When a House Dies

After Hurricane Katrina, artist Loren Schwerd went to New Orleans. The trees, stripped bare of their leaves, bore strange new fruit. Hair extensions, commonly used by African American women, had wrapped themselves around limbs in a macabre reminder that the storm had turned everything inside out. This hair, a not-so secret secret, was ripped off of heads, torn out of drawers and exposed to the elements. It flew from houses through gaping holes carved into siding, brick and wood by the tempest.

- Julia Callon “ Wuthering Heights No.2, 2012

All over town she encountered the remains of houses bled dry of their innards, torn from their foundations and collapsed to their knees. She waded through the detritus that had leaked from the wounds in the walls; the cracked open windows bled furniture, appliances and clothes; the innards of the houses oozed out of fresh wounds in the walls; beams of wood emerged painfully from roofs, like compound fractures. She found these bodies slumped, in piles, awkwardly collapsed into themselves, and littered throughout New Orleans’ poorest wards.

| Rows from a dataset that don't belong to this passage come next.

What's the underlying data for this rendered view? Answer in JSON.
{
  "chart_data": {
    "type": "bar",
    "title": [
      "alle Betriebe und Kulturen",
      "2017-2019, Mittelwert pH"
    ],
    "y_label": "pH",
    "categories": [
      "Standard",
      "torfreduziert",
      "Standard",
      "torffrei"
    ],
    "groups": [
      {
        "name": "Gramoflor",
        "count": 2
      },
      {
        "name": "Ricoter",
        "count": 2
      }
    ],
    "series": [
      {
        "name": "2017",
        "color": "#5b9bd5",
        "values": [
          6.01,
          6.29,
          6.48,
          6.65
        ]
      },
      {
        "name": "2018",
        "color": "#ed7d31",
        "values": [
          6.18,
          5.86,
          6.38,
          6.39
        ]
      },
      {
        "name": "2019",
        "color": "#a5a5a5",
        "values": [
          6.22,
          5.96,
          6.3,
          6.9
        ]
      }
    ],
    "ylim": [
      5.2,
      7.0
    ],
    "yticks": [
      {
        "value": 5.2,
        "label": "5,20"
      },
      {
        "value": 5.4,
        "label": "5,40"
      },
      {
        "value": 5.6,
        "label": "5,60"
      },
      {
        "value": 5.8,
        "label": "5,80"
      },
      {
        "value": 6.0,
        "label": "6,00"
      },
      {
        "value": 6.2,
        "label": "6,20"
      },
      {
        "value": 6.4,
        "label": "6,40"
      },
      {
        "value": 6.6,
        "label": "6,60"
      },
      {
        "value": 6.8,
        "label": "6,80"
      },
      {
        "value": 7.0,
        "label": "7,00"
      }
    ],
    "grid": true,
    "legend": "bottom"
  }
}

Calling upon the tradition of 19th century hairwork, where family members hair was woven, twisted and shaped into wreathes, jewellery and other tokens by which to remember loved ones, Schwerd created strange memorials. She crafted models of these deceased houses using mixed media and incorporating the extensions she recovered from ghostly, bare trees. The result is an acute memorial at once sentimental and macabre, moving and humiliating.

- Loren Schwerd — “1812 Tupelo St”

Buildings are bodies that suffer cold, heat, age, the blows of gusty winds, the weight of snow and ice. In as far as memories are created in relationship to space, we suffer a loss in the death of a home. We suffer a loss in the abandonment of a home. What memories are lost in the burial of a place?